Die Mutter nennt ihn zärtlich »Saidchen«.Welch Name für einen Mann, der verdächtigt wird, »Chef-Logistiker« von Massenmördern zu sein. War er das? »Ich bin nach wie vor davon überzeugt, dass er sich nichts zuschulden kommen ließ!« Nun klingt die Stimme der Frau erstaunlich fest, Widerspruch? Keine Chance. Und womit sollte man widersprechen? Damit, dass der Generalbundesanwalt einen Haftbefehl gegen Said Bahaji ausgestellt hat?
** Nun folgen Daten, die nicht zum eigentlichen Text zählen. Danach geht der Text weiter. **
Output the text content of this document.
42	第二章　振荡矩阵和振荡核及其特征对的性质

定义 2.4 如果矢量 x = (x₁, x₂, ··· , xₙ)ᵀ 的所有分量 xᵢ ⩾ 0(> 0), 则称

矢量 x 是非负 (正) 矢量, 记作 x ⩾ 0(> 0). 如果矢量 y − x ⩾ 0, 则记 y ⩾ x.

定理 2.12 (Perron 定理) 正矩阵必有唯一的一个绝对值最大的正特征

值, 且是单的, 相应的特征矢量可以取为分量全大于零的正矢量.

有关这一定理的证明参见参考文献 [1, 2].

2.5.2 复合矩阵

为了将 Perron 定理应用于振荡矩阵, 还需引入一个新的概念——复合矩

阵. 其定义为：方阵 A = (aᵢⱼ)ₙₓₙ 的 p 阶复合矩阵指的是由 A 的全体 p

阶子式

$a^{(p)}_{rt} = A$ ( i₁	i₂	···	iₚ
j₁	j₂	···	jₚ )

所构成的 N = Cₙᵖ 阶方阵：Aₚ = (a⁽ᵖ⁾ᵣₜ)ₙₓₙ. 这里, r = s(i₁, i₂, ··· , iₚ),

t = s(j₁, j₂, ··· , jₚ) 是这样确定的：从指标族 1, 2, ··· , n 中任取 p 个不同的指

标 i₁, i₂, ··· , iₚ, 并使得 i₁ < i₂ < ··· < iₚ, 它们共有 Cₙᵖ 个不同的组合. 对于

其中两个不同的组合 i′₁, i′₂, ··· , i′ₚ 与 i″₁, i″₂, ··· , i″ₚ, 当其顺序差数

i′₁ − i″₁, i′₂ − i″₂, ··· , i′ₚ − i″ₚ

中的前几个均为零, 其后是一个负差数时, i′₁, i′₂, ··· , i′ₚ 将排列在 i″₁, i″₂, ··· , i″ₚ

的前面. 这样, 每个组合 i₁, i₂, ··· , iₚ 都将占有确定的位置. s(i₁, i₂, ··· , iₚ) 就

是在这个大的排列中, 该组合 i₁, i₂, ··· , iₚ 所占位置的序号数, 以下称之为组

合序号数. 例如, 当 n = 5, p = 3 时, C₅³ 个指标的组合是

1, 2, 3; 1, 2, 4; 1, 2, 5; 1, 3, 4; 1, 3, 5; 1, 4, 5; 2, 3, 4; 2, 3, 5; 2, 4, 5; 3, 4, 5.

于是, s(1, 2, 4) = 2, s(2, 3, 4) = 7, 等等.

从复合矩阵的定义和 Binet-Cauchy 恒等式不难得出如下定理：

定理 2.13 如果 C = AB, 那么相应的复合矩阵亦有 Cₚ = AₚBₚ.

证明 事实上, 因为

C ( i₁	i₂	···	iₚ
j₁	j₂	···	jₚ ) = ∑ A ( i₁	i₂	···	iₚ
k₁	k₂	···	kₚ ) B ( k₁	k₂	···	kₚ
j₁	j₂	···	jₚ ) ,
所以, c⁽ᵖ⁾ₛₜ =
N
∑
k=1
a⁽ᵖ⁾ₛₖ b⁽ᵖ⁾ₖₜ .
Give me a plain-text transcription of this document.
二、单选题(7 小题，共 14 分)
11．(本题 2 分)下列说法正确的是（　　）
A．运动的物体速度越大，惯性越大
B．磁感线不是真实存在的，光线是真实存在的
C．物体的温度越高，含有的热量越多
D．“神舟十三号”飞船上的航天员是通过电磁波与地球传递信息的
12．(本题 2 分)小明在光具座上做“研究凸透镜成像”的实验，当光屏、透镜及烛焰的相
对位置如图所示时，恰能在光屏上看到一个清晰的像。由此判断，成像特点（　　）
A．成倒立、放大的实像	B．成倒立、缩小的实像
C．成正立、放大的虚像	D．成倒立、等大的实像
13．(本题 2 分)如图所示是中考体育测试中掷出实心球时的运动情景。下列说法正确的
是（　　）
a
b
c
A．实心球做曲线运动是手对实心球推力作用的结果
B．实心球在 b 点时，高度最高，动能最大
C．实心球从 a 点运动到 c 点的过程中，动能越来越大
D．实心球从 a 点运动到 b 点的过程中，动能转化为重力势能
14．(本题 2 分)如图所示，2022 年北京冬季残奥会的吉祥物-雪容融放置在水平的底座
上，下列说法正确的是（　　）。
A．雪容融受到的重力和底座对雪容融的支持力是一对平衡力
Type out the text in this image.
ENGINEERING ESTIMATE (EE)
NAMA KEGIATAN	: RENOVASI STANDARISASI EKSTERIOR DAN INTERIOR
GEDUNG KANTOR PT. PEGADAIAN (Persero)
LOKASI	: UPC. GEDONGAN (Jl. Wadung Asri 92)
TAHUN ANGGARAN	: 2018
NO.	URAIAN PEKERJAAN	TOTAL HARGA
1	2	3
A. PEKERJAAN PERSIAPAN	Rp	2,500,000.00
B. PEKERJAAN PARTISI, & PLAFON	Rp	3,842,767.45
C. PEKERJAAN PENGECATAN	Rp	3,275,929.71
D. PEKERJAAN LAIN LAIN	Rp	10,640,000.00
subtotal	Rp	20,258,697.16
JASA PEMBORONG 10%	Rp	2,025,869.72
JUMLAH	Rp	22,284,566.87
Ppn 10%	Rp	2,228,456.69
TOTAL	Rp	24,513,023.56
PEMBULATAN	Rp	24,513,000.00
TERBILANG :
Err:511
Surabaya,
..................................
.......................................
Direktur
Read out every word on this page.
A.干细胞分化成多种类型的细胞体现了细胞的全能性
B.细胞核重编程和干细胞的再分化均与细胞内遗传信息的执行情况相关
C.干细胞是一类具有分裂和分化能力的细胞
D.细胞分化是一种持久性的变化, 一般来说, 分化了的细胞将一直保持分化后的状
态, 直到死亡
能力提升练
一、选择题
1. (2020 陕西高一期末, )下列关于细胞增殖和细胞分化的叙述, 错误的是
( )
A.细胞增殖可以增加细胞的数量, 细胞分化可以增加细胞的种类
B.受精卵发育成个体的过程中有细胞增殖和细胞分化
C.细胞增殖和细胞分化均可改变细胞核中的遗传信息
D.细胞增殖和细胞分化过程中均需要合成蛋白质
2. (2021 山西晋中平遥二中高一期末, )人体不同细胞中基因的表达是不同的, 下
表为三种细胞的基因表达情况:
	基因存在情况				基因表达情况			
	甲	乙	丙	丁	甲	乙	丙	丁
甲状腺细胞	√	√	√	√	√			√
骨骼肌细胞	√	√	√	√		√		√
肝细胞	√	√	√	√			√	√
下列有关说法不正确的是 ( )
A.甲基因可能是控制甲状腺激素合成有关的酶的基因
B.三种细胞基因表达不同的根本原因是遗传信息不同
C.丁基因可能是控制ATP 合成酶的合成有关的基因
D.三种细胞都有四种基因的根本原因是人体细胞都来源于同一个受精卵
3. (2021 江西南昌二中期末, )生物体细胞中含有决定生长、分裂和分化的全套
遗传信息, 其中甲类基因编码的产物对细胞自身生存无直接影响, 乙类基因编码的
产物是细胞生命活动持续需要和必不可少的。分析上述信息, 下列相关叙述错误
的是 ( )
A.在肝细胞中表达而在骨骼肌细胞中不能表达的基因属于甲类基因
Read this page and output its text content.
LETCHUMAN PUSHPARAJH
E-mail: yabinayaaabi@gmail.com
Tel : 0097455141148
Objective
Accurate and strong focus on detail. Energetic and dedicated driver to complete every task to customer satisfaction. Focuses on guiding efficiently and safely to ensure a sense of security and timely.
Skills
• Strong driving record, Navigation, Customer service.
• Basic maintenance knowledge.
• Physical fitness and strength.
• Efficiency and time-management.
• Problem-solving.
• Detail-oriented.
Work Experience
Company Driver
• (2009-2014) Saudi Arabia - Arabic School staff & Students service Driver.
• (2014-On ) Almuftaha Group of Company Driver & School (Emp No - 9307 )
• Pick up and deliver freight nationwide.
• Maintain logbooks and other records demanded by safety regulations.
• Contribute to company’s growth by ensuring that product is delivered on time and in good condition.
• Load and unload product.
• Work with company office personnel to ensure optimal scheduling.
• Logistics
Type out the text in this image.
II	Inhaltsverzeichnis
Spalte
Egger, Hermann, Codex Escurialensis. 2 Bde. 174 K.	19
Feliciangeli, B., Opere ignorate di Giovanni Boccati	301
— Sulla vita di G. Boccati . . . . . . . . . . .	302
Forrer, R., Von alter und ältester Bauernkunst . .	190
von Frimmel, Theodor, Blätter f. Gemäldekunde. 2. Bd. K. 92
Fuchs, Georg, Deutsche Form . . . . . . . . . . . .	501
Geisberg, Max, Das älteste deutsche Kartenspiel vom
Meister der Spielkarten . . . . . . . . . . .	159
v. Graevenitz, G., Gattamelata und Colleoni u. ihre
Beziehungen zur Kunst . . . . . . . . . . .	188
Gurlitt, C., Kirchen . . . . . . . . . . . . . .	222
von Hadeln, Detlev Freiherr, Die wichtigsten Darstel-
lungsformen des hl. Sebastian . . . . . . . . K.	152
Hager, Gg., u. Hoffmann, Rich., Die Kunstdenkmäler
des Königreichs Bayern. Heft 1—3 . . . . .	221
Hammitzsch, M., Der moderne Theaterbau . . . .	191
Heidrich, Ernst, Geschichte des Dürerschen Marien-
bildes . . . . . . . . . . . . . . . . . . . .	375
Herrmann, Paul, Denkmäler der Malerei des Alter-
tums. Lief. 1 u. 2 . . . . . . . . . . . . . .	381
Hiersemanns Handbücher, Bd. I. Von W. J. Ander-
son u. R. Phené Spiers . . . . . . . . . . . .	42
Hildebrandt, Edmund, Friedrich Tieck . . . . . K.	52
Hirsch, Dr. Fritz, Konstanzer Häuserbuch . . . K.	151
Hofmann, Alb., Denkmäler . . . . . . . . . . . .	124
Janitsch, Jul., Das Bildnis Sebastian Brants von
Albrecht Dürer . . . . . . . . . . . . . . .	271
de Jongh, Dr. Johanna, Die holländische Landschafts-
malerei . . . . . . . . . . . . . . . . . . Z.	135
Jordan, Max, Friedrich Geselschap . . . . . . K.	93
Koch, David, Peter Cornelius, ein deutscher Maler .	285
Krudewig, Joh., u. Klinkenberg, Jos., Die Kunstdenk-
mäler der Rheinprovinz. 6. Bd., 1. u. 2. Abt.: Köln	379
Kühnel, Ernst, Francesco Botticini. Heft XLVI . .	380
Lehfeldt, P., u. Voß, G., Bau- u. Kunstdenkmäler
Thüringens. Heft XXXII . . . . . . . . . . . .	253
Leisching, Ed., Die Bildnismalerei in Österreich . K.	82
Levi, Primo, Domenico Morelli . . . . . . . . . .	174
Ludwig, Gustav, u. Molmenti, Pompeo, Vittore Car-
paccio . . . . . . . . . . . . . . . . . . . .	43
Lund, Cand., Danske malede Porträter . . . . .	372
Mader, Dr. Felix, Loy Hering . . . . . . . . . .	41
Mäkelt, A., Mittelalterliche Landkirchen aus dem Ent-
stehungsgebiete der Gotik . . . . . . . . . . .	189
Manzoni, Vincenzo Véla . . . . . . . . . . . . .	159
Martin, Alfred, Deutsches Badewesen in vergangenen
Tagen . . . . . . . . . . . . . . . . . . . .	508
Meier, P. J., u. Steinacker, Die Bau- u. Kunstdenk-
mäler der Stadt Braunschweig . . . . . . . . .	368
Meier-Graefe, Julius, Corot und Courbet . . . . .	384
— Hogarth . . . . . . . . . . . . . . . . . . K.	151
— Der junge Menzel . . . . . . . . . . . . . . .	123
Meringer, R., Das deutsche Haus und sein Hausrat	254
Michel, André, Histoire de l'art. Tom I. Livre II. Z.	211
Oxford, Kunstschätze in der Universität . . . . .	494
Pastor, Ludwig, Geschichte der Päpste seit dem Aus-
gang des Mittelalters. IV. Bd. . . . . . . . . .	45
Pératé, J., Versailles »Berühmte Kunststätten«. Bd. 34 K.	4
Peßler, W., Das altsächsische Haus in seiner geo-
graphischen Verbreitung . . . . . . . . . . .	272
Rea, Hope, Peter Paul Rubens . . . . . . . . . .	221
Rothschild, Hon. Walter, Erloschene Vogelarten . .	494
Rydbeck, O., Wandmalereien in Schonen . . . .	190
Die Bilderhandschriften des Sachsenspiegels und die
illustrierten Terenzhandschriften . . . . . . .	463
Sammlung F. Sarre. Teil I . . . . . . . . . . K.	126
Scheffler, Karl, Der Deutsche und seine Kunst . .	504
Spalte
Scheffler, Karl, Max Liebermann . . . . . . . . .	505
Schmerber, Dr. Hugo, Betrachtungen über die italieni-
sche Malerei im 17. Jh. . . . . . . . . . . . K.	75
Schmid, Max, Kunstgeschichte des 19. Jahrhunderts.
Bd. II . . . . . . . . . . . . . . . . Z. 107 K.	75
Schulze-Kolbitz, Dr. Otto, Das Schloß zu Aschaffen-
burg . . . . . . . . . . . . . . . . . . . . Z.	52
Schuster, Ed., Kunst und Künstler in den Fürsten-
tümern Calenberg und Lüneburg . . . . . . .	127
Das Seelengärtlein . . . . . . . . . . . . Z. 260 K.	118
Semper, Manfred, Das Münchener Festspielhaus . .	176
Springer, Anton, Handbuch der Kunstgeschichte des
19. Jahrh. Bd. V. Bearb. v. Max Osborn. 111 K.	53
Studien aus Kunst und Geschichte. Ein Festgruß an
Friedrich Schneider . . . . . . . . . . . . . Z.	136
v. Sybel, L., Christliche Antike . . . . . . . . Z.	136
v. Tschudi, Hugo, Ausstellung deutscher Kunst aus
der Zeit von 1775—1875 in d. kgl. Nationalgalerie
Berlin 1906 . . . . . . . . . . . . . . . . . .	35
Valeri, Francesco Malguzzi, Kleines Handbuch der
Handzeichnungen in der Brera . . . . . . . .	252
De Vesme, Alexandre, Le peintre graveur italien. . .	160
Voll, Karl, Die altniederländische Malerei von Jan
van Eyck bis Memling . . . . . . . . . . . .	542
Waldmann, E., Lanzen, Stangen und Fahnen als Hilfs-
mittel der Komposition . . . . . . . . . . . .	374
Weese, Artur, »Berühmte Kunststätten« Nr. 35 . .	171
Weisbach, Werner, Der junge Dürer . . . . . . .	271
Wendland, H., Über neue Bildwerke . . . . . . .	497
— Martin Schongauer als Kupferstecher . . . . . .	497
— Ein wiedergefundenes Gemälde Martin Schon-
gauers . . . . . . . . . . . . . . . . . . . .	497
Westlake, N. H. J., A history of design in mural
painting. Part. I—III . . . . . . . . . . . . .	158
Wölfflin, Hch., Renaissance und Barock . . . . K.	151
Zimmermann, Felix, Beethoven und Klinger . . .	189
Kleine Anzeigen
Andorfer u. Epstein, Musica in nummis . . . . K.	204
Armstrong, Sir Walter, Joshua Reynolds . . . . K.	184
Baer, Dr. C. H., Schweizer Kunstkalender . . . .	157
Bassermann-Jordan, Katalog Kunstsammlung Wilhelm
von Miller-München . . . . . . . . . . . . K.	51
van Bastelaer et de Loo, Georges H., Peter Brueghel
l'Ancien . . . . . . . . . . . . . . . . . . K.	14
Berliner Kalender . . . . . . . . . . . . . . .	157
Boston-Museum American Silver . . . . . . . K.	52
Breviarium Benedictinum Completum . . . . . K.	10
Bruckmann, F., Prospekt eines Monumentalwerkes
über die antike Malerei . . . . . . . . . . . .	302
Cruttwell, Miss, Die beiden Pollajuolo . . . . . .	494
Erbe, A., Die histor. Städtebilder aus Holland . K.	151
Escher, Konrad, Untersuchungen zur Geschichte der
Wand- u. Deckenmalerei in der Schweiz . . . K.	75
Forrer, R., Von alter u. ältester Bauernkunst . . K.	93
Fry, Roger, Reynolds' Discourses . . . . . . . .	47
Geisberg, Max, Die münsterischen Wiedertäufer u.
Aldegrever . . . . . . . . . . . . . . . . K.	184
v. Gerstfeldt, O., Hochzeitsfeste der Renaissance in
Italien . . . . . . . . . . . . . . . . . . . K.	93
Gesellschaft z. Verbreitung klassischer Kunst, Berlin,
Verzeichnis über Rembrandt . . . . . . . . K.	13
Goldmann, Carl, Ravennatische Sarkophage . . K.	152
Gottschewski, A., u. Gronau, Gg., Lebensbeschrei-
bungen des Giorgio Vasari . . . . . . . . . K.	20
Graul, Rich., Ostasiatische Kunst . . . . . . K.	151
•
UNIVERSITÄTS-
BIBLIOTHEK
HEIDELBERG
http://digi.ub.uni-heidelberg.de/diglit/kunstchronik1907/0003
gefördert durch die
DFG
Der Student Bahaji soll als Mieter des Hamburger »Terroristennestes«, Passbesorger und Bankier jene unterstützt haben, die Flugzeuge in die New Yorker Twin Towers gelenkt und Tausende unschuldige, ahnungslose Menschen grausam umgebracht haben.
Anneliese Bahaji berichtet aus längst vergangenen Jahren, wechselt in eine andere Welt. Nach Haselünne, das Kaff liegt irgendwo im deutschen Emsland, dort hat sie ihn zur Welt gebracht. Vor 27 Jahren. Damals endete aber auch das selbstbestimmte Leben der Frau. Am Ende des Krieges ist sie mit ihrer Mutter und den vier Brüdern aus dem brennenden Danzig nach Schwerin und dann weiter nach Westdeutschland geflohen. Der norddeutsche Tonfall ist ihr geblieben. Nach dem Studium in Neumünster hat sie als Modefrau eigene Kollektionen entworfen. Jumper und Kleider, später Jeans in Variationen. Man ahnt, sie war eine Dame, wie sie die Wirtschaftswunderzeit schuf. Sie pendelte zwischen Modemessen in Paris, London, Düsseldorf. Kaum werden ihre Erzählungen lustvoll flüssig, zupft sie nervös ihr Haartuch zurecht: »Saidchen...« Ja, bei ihm hatte sie etwas Sorge vor der Geburt, denn immerhin war sie schon über 40. Doch der Junge habe ihr niemals Probleme bereitet. Gedanklich in der heilen Welt, stellt sie das »Niemals« nicht einen Augenblick in Frage. Sie berichtet, wie Said, der vom Vater her ein Moslem war, in einen katholischen Kindergarten ging. Und wie er sein erstes Fahrrad bekam. »Oh war das ein Fest.« 1984, Said ging gerade in die vierte Klasse, »wollte mein Mann nach Marokko zurück. Er hatte dort eine kleine Landwirtschaft.« Der Sohn und seine Schwester mussten noch einmal mit der ersten Klasse beginnen, denn Arabisch und Französisch waren ihnen bis dahin so gut wie unbekannt. »Said schaffte das glänzend. Auch im Gymnasium lief alles. Strahlend bestand er sein »Bac« - man sagt hier Abi - und schrieb sich bei der Militärakademie ein. Doch bei der medizinischen Prüfung sei er ausgemustert worden. Anneliese Bahaji weiß nicht genau, ob's damals die Beine waren oder schon das Asthma oder die Allergien, die der Steckbrief sogar erwähnt. Woher die Fahnder davon wissen? »Vermutlich haben sie seine Bundeswehrakte studiert.«
Bundeswehr? Ja, da sei er auch gewesen, denn nach der Absage an Marokkos Militärkaderschmiede entschlossen sich die Bahaji-Kinder nach Deutschland zu gehen, um zu studieren. »Die Hochschulen haben einen soliden Ruf in der Welt und da meine Kinder beide einen deutschen Pass besitzen, hatten sie auch die Chance, BAFöG zu erhalten.« Said begann an der TU in Hamburg-Harburg zu studieren. Als er im fünften Semester war, kam die Einberufung. Doch der Dienst im deutschen Rock blieb ein kurzes Intermezzo. Kein Schweinefleisch und dafür fünf Mal am Tag beten ist nicht ganz die Norm der Bundeswehr. Kurzum, die Mutter holte ihn aus der Truppe, mit aus Marokko abgesandten Leserbriefen, die bei »Bild« und »Spiegel« Beachtung fanden.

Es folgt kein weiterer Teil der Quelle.